On the Origin of the Third Person in Abstracts

Have you ever wondered why abstracts are often written in the third person? It seems quite weird that a researcher who has spent months writing and rewriting, not to mention the time spent gathering data, submits an abstract where “the author” suggests this or that. Why not “I” (or “we”)? 

There are conventions, I know, and these conventions of the research article go back some time (an explanation as to why the format is today quite conservative). But this simplified conclusion – “there are conventions” – misses the point: Whereas many of the genre conventions are there for a reason, it is, if you ask me, hard to find a good reason for the use of third person. Zlatan Ibrahimovic refers to himself in third person – but researchers? 

The thing is, while there may not be a good reason, there may be an explanation. Have you heard of secondary (or abstracting) journals?

If not, a chapter in Information Sources in Biotechnology (1986) is fascinating read. According to Anita Crafts-Lighty, in the chapter “Abstracting and secondary sources”, abstracting journals have for many years “served two vital functions as information sources”.

– They have provided a convenient way to search past literature for items of interest and they have enabled readers to learn of the existence of relevant publications appearing in sources not held by their local library, Crafts-Lighty explains.

Those were the days, old sport! Abstracting and secondary sources provided researchers with a convenient way to find “items of interest” and “learn of the existence of relevant publications appearing in sources not held by their local library”.

Yes, you’re right: Secondary journals flourished before there was a thing called “the Internet” (that is, at a time when local libraries were still filled with books). 

Yes, you’re right: Secondary journals flourished before there was a thing called “the Internet” (that is, at a time when local libraries were still filled with books).

Back then, scholars could stay reasonably updated by skimming through a secondary journal every now and then. Since the journal – a collection of abstracts – was published with some delay, the presented findings were, at a minimum, two or three months old. But while this may have been a worry for scholars within the “hard” sciences, it surely cannot have been too big a problem for our fellow social scientist: Lippman’s Public Opinion (1922), received 645 citations as recently as last year (according to Google Scholar, I should add). 

But back to my initial question: Why are abstracts often written in third person?

Crafts-Lighty is, once again, my source of authoritative knowledge:

– Abstracting journals […] contain a short informative summary of each listed paper, usually about one paragraph long. This may be either the author’s own abstract prepared when the article was first written, a new abstract written by staff of the abstracts journal (usually in a carefully controlled way) or a modified version of the author’s abstract (italics added).

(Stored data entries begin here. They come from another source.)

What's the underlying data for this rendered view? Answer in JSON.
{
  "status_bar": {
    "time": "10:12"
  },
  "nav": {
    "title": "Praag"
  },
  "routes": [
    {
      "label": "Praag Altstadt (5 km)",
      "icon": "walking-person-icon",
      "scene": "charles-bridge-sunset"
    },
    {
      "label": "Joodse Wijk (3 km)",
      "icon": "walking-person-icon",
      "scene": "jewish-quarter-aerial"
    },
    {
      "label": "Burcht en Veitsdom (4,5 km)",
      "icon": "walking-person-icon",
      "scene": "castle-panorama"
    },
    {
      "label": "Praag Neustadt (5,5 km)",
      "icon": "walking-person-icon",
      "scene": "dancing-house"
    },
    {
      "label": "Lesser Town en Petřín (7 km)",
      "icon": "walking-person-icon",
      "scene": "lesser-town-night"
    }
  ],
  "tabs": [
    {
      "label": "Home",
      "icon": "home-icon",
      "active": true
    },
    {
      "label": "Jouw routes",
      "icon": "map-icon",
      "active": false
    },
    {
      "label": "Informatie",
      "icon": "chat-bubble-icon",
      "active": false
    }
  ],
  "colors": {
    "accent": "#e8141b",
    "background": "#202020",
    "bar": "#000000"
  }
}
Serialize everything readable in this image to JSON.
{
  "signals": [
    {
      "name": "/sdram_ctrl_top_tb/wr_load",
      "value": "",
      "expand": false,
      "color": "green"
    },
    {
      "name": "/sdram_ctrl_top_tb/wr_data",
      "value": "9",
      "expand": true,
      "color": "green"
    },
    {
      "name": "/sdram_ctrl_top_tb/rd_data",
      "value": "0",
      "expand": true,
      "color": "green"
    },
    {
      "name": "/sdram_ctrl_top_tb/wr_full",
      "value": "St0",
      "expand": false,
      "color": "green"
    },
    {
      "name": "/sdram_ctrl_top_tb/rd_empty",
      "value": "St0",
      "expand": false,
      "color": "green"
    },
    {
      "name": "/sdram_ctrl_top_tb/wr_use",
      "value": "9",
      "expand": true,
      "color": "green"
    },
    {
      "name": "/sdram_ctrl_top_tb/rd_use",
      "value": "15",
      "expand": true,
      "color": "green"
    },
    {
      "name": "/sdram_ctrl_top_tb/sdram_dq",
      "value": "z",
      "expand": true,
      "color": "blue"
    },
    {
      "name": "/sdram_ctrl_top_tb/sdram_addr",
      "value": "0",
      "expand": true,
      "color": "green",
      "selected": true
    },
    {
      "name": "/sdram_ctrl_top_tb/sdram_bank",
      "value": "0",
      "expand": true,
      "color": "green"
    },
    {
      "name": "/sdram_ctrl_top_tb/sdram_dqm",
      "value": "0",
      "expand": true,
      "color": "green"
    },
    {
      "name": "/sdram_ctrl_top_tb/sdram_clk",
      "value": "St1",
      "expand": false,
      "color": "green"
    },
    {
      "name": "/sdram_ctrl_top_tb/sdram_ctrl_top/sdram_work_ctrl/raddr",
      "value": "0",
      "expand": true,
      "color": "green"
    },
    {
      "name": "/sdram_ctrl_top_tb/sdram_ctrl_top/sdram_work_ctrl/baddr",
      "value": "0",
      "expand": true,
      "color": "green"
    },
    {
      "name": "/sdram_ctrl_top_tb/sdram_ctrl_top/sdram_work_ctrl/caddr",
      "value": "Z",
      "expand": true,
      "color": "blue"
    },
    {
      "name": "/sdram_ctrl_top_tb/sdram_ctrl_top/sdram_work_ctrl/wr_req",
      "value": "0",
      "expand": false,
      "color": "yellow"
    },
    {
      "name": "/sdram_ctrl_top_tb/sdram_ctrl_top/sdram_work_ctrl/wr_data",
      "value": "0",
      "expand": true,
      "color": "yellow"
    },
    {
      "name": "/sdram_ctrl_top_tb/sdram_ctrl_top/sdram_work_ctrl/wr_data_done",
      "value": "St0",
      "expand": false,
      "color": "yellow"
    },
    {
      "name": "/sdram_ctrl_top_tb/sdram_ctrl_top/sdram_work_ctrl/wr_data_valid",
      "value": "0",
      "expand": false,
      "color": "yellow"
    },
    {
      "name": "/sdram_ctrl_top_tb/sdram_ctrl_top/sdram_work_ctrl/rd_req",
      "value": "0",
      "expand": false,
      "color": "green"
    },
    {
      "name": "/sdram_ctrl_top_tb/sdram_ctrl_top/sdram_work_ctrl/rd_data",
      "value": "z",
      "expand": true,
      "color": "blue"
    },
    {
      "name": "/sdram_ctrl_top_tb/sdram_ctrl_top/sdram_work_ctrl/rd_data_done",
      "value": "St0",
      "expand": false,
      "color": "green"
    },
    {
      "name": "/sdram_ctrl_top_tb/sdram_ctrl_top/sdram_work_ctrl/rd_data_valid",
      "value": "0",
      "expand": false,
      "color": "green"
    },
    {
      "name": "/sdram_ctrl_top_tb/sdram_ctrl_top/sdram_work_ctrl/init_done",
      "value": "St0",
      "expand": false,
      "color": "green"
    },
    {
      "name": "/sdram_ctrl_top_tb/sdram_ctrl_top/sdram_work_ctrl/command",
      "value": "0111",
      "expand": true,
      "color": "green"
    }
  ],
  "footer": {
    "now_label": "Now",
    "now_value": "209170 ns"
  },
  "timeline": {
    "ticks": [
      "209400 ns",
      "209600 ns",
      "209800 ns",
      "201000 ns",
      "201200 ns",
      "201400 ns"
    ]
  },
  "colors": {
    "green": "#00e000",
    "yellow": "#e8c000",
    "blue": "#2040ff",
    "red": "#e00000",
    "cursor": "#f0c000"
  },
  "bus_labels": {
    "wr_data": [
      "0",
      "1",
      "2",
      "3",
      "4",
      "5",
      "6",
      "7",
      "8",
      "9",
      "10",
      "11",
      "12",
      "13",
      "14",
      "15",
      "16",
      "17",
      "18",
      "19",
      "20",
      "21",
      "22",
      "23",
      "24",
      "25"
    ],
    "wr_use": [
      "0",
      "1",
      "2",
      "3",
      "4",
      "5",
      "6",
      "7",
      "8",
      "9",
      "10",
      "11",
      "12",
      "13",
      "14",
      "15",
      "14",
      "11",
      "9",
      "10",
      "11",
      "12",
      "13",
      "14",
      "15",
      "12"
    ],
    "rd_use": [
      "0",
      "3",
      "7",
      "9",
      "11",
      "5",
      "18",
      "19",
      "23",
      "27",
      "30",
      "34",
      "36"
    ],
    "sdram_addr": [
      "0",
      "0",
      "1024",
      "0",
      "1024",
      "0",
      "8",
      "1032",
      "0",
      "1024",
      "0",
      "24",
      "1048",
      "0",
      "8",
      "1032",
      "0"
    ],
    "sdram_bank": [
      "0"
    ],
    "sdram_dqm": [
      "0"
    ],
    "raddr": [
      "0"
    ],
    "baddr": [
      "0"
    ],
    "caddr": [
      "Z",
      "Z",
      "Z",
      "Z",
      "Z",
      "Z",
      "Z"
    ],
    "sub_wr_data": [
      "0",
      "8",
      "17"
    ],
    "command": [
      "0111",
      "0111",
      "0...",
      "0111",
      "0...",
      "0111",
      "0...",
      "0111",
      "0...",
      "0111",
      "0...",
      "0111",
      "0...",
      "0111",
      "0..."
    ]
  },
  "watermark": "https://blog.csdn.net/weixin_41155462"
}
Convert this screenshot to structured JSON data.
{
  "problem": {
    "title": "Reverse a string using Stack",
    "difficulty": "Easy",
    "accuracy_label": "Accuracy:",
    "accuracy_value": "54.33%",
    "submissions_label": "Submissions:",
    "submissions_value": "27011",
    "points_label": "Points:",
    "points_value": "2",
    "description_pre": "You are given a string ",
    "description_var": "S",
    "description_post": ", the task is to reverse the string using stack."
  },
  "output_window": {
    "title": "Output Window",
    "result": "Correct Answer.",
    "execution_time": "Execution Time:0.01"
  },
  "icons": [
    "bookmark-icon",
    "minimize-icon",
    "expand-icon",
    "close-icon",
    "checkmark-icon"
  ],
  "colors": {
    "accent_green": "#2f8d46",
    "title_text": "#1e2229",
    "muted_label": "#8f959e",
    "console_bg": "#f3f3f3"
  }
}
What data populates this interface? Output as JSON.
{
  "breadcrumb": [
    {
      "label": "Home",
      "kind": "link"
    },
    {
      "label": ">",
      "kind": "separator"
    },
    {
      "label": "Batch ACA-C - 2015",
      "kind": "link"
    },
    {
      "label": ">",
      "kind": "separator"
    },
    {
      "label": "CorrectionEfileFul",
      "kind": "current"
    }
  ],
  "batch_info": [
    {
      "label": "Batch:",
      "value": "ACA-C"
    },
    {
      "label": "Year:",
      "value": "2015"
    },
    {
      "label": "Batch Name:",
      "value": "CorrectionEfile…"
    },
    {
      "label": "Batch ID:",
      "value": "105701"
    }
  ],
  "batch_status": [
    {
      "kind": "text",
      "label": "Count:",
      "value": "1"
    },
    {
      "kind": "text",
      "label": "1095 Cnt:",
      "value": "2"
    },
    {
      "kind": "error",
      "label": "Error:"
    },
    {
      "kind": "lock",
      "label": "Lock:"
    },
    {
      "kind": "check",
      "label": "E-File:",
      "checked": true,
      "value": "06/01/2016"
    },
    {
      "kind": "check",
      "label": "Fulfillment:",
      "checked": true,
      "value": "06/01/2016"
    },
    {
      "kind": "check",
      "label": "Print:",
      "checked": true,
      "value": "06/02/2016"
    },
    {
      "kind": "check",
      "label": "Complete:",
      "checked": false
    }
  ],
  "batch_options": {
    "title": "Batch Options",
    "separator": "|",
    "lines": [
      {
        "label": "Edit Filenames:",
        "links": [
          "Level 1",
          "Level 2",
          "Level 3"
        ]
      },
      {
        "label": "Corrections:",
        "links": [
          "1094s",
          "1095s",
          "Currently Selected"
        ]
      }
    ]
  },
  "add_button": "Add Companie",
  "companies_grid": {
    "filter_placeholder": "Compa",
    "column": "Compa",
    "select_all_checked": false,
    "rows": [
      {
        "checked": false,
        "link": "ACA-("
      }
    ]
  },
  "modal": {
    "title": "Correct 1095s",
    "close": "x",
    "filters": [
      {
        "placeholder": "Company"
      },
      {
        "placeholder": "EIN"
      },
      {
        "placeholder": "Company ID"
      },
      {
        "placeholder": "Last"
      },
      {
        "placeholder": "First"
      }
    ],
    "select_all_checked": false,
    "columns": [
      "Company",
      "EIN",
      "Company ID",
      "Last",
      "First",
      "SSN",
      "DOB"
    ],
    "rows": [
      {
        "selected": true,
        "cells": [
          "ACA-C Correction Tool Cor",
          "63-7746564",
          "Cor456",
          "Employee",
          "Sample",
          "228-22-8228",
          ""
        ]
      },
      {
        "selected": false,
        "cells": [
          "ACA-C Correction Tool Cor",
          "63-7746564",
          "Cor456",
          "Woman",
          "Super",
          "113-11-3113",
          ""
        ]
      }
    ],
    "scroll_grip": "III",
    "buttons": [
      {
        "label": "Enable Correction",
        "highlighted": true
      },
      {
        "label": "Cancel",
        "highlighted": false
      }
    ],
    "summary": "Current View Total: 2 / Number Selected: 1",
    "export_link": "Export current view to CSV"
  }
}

Note the use of (carefully controlled) italics: The “informative summary” was sometimes written, entirely or partly, by members of the editorial staff – hence the use of the third person.

Eureka.

EU-RE-KA! 

However, after a moment of euphoric triumph, I realise that the involvement of the editorial staff can only partially explain the use of the third person: Apparently, some of the abstracts were written by the author themselves, and if these too were written in the third person… well, the suggested explanation can then be contested. More than this, to be honest, it also introduces the possibility of there having been abstracts written in third person before there were abstracting journals.      

Darn, this means that we’re back where we started!

Luckily, Aileen Fyfe at the University of St Andrews shares my interest in the history and form of the abstract, and in a recent post of hers, I learned that “in the 19th century, some entrepreneurs created journals whose purpose was to provide readers with summaries of articles published in other journals“. Notably, “the summary was written by a third-party, and was intended to stand in place of the full paper (rather than appearing alongside it)” (italics added).

Notably, whereas Fyfe’s account in no way contradicts with that of Crafts-Lighty, it does not mention author-generated abstracts: Abstracts were, essentially, “third party summaries” that stood in the place of a paper.    

Abstracts were, essentially, “third party summaries” that stood in the place of a paper. 

Continuing my reading of Fyfe’s truly captivating post, I found, to my great relief, that “the first explicit evidence we have of author-generated abstracts comes from 1892, when the [Royal] Society sought to relieve the burden on its secretaries by asking authors to supply an ‘abstract’” (italics added).

Abstracting journals existed before there were author-generated abstracts.

Hence, if an author-generated abstract in an abstracting journal was written in the third person, the most likely explanation is that the author wrote it with the format of the journal in mind: “Weird as it seems, I should in this thing they call ‘the abstract’ refer to myself as ‘the author’! These journals do have their ideas, don’t they?”

Yup, there are, as I noted in the very beginning of this text, these scholarly conventions. And whereas some of them are there for a good reason, others just linger on.

Be it as it may. 

At Nordicom, only Zlatan will be allowed to use third person in the abstract.